Schreck paid her way through college with money she earned debating in Legion halls around the country. But through her play, the grown-up Schreck's keeps butting into her idealistic speech with information that her all-male judges at the time would not have appreciated.

For example, Schreck complicates her celebration of the 1965 case of Griswold v. Connecticut, which struck down state contraception bans by establishing a newfound "right to privacy," by calling into question to motivations of Justice William O. Douglas, who wrote the lead opinion, and other justices on a court that would not have its first woman on the bench for another 16 years.

"I actually found out while researching this that William O. Douglas, who was 67 years old, was actually having an affair with a 22-year-old college student, and it turns out that three other judges were having sex with young women as well," Schreck tells the audience during her 90-minute play. "So I'm guessing they really wanted to find a way to get the birth control flowing."

The laughs that line and many others receive throughout the performance balance the tears that come from Schreck's recounting the constitution's broken promise of equal protection of the laws for the women in her family who endured domestic violence and rape going back four generations.

"I learned a great deal more when I started looking into the constitution as it relates to domestic violence laws, to abortion, to reproduction, to women's rights in the workplace," Schreck told Fox 5 News. "In trying to connect that to my family, I learned a lot about the women in my family. And some of it was heartbreaking."

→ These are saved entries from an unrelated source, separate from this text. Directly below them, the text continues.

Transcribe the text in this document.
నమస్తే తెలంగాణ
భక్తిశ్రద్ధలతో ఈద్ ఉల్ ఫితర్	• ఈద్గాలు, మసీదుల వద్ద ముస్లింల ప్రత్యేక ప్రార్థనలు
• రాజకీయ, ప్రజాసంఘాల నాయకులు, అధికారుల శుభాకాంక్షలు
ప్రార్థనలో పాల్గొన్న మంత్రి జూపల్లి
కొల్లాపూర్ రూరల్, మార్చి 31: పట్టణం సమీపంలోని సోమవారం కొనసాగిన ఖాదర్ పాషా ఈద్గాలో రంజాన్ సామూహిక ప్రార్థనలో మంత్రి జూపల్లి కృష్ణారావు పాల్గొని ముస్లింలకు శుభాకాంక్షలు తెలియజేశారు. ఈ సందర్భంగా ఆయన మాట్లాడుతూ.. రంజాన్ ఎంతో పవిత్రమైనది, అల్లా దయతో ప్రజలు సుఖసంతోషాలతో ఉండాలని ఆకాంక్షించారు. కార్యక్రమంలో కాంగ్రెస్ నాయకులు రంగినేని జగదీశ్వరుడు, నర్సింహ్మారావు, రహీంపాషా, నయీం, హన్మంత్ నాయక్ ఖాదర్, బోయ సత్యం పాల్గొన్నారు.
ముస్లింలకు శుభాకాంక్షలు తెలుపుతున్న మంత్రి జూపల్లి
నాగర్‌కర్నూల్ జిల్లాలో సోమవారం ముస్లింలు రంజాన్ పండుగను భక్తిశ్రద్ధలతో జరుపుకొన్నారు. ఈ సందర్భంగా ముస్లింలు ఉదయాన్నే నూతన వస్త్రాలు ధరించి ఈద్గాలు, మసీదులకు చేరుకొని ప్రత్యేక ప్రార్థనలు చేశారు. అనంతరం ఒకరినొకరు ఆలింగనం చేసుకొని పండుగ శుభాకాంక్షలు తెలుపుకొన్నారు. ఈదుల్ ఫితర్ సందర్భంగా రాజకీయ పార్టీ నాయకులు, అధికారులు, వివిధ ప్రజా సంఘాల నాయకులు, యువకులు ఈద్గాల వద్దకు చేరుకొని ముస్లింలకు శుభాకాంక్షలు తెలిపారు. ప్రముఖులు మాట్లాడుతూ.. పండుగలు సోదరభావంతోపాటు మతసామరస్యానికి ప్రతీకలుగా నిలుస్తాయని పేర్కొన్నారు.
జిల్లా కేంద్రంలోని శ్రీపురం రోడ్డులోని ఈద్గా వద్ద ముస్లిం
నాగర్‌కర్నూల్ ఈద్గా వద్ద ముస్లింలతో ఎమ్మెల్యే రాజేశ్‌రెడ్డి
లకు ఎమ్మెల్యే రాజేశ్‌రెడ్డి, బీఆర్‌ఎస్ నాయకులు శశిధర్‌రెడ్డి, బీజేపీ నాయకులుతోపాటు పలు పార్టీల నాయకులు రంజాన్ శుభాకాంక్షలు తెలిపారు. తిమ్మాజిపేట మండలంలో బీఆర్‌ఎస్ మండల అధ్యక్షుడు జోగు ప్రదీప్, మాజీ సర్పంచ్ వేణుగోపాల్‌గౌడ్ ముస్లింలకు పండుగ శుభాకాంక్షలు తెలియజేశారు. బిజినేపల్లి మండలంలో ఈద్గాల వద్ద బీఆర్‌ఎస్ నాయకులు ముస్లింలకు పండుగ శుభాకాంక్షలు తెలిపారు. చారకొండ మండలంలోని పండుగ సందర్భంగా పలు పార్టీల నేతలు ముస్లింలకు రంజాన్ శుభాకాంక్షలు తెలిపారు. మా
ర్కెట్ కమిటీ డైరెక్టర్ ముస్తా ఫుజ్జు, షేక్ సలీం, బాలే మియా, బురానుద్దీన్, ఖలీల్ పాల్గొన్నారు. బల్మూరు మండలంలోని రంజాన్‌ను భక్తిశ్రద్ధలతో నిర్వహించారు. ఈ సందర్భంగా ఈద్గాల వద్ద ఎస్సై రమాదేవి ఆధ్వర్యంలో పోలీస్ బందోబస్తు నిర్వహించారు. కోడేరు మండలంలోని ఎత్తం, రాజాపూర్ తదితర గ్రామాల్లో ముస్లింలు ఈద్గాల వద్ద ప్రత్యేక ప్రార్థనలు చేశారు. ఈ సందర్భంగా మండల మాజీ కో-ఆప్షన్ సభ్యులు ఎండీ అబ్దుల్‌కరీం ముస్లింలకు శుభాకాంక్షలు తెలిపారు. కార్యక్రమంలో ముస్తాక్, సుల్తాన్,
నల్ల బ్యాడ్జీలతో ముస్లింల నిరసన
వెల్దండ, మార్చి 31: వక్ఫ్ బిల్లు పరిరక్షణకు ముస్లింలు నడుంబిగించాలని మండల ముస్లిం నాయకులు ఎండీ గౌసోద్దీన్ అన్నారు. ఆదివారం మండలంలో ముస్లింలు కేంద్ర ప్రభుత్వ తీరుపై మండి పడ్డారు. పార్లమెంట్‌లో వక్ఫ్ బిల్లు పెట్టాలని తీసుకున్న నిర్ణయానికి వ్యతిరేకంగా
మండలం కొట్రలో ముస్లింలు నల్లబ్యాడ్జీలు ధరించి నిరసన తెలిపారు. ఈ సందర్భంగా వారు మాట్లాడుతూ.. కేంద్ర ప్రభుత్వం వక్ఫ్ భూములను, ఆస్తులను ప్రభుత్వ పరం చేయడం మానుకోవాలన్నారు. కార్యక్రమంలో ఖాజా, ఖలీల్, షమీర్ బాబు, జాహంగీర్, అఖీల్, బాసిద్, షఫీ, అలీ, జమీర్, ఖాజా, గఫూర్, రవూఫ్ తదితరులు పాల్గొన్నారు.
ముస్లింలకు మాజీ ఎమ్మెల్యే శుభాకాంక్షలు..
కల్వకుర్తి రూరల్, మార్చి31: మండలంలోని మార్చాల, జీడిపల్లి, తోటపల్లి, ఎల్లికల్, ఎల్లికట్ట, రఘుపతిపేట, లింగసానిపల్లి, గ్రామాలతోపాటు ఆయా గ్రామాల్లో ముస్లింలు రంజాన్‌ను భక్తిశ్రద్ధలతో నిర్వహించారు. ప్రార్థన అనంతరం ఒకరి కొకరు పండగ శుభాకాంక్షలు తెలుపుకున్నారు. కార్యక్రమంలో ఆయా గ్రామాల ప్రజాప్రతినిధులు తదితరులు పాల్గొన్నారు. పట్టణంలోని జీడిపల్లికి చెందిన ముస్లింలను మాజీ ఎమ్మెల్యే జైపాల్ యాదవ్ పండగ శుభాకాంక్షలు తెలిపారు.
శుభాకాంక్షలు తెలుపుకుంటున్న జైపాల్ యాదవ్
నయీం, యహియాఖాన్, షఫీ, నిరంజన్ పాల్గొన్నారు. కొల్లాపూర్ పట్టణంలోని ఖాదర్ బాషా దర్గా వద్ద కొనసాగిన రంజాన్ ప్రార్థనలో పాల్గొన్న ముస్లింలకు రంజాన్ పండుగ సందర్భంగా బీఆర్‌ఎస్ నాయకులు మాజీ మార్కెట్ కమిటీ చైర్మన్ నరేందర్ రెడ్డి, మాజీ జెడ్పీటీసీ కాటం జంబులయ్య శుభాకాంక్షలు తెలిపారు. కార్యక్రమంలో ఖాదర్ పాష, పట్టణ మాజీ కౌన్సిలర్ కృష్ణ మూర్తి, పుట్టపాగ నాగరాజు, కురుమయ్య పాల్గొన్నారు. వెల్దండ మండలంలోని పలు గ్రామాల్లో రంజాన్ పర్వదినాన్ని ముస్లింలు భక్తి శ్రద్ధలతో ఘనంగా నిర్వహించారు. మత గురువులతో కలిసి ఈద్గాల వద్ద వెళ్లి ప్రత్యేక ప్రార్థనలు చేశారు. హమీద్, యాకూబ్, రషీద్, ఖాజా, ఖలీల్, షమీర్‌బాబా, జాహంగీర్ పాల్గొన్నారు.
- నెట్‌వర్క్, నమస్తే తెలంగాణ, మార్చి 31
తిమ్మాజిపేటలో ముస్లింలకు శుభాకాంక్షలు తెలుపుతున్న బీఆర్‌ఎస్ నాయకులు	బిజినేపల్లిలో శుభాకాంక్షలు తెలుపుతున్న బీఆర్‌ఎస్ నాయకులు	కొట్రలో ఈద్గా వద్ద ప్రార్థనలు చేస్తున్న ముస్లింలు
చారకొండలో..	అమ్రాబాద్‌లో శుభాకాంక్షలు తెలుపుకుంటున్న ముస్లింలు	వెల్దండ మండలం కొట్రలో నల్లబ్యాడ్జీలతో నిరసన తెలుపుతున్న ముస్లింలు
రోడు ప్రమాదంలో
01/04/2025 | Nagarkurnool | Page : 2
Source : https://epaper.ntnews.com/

Schreck presents from that heartbreak a sense of lost faith in the document she extolled as a high school debater, leading to a new debate to close the show: whether to keep or abolish the Constitution.

Schreck argues for abolition so to start anew with a charter created by more representative drafters securing, among other things, the rights to education and healthcare.

Opposing her proposition are New York City high school girls Thursday Williams, 17, and Rosdely Ciprian, 14, who alternate shows with their arguments to keep the Constitution. Their key point: better to perfect the current Constitution's protections than risk deeper injustice in a failed attempt to reconstruct something new.

What the Constitution Means to Me, also starring Mike Iveson, runs through November 4.